Грачёв Юрий Сергеевич
Шрифт:
С тяжелым сердцем вернулся Лева в лагерь. По Слову Божию, Лева должен был сначала побеседовать с этим братом один на один, а потом, если тот не послушает, то сказать другим. Но так как возможность снова попасть на станцию Леве не представлялась, он не выдержал и поделился с братом-пресвитером. Тот сказал, что знает этого брата; по его словам, это был хороший и ревностный брат. Но, обольстившие» удобным местом, заняв положение снабженца, он, видимо, решил приспосабливаться к людям и нравам мира, чтобы его не сняли с этой выгодной и сытной работы.
— На скользкий путь встал брат! — сокрушенно вздохнул пресвитер. — И вот — поскользнулся! Нужно молиться о нем. Ты пока другим братьям не говори, а представится случай встретиться с ним — побеседуй.
Случай этот вскоре представился. Отведя брата в сторону, Лева уселся с ним на бревно и прямо спросил:
— Вы, брат, покуриваете?
Тот опустил голову:
— Да, курю…
— И давно с вами случилось это несчастье?
— Вот с полгода, как стал здесь работать…
— Ну, скажите, что же вас заставляет брать в рот эту мерзость? Брат начал оправдываться.

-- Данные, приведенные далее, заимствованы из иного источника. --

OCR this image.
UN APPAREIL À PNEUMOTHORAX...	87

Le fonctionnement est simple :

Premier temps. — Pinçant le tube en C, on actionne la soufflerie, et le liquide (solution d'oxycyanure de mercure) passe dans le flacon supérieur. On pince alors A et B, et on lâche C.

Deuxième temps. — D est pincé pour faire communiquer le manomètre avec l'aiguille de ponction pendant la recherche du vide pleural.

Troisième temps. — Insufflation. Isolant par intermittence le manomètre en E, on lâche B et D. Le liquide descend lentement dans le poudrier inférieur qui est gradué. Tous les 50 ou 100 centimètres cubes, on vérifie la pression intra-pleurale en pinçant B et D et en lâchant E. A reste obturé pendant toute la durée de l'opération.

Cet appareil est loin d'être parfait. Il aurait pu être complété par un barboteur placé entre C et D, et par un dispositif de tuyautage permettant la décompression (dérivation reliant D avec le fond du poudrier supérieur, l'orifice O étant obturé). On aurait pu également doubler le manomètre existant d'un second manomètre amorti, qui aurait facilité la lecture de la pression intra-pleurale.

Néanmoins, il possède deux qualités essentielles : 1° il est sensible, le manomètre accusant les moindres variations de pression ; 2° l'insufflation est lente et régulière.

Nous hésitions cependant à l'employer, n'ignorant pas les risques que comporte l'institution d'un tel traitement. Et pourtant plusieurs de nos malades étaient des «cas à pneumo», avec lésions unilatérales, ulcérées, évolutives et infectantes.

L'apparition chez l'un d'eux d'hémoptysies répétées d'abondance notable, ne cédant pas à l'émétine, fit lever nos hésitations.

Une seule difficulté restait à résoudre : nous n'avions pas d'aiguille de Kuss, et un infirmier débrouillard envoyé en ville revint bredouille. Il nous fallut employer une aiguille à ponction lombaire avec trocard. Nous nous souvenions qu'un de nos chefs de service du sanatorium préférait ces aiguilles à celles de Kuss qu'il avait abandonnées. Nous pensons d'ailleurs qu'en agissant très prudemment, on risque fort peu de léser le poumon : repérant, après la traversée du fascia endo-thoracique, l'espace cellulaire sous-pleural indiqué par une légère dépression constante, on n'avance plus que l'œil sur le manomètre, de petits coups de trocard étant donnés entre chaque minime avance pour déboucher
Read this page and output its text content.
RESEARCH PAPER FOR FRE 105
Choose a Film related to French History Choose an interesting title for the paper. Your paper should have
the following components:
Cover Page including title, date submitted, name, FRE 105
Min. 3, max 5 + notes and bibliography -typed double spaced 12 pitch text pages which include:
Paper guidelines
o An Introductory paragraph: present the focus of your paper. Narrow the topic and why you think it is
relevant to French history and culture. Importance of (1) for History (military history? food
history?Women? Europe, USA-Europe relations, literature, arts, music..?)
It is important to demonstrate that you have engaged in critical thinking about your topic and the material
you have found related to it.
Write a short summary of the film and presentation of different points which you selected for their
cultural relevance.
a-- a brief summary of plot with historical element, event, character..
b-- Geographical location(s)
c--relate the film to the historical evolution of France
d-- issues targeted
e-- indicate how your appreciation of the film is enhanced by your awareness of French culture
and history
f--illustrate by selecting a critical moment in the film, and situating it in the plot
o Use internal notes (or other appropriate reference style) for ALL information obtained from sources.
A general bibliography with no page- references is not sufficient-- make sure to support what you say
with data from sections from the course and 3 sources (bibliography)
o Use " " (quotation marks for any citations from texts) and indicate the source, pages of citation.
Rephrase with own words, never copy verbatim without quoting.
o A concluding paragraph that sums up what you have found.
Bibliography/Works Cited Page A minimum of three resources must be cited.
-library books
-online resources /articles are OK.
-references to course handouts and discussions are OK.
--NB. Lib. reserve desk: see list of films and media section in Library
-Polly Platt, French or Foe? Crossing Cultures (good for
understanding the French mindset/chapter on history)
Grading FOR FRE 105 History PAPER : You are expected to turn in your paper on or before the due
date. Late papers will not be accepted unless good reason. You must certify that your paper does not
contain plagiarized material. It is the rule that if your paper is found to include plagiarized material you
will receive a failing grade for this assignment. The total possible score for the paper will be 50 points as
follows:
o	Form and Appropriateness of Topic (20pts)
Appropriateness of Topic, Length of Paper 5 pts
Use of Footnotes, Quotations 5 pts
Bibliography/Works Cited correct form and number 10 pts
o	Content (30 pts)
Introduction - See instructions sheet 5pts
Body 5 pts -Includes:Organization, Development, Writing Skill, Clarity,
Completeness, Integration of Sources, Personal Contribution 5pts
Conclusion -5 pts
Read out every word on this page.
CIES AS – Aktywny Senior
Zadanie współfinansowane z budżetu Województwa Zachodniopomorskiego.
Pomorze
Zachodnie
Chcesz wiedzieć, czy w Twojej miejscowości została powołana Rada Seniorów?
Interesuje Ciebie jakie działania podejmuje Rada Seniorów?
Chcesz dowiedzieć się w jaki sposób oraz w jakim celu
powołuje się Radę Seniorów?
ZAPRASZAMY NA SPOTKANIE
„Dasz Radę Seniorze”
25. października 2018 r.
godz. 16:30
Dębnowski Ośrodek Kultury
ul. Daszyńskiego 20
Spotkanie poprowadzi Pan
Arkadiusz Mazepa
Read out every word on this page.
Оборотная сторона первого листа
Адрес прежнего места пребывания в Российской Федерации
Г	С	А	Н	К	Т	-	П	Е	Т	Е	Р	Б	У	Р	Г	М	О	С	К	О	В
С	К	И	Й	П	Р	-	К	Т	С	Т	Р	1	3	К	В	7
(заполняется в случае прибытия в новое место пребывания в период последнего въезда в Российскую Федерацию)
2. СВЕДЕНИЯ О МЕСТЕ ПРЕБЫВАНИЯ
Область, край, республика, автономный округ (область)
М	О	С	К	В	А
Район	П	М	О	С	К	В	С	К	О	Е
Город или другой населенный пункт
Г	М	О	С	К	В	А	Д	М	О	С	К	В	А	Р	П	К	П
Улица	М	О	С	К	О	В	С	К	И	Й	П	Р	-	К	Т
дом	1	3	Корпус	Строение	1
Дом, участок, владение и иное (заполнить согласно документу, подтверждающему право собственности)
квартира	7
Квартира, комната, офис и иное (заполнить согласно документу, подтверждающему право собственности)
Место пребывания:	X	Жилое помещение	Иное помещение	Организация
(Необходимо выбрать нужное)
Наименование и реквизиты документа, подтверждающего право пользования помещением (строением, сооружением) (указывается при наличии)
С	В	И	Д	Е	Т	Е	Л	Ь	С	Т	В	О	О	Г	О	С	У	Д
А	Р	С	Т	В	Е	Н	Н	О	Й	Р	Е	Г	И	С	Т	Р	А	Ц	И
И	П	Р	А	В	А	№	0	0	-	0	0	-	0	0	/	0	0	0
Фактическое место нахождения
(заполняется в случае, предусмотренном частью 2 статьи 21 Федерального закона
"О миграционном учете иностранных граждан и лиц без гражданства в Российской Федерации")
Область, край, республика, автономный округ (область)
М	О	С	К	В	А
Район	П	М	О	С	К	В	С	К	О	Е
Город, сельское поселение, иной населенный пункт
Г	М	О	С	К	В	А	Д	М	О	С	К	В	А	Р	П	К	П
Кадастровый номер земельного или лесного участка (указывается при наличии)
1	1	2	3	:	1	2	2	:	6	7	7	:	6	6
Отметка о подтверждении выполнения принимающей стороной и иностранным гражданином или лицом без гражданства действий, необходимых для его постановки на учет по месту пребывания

— Знаете, работа по снабжению здесь очень нервная, сплошные неприятности: то одно, то другое. То грузчики бочку нарочно разобьют, то тащат… Ну, чтобы не психовать, я и решил… как лекарство. Говорят, курение успокаивает нервы. Попробовал — в самом деле успокаивает.
— А знаете ли вы, что, помимо того, что табак — яд, вредит легким, здоровью, знаете ли вы, что курить — это значит грешить? Вот вы — верующий в Евангелие, в Христа. Неужели же ничто внутри вас не говорит вам, что вы поступаете нехорошо, что курение не угодно Богу?
— Обличает, и я уже несколько раз пытался бросить курить, но не могу — втянулся.
— Так вы бы молились Богу, просили бы у Него сил, — посоветовал Лева.
— Молился, да ничего не помогает…
— Мне очень жаль вас, дорогой брат. — И Лева привел куряке слова Христа о соблазнах, которые должны прийти в мир, но горе тем, через кого они приходят. Брат слушал, не возражая и не оправдываясь. Судя по всему, он чувствовал себя в этом разговоре весьма неловко.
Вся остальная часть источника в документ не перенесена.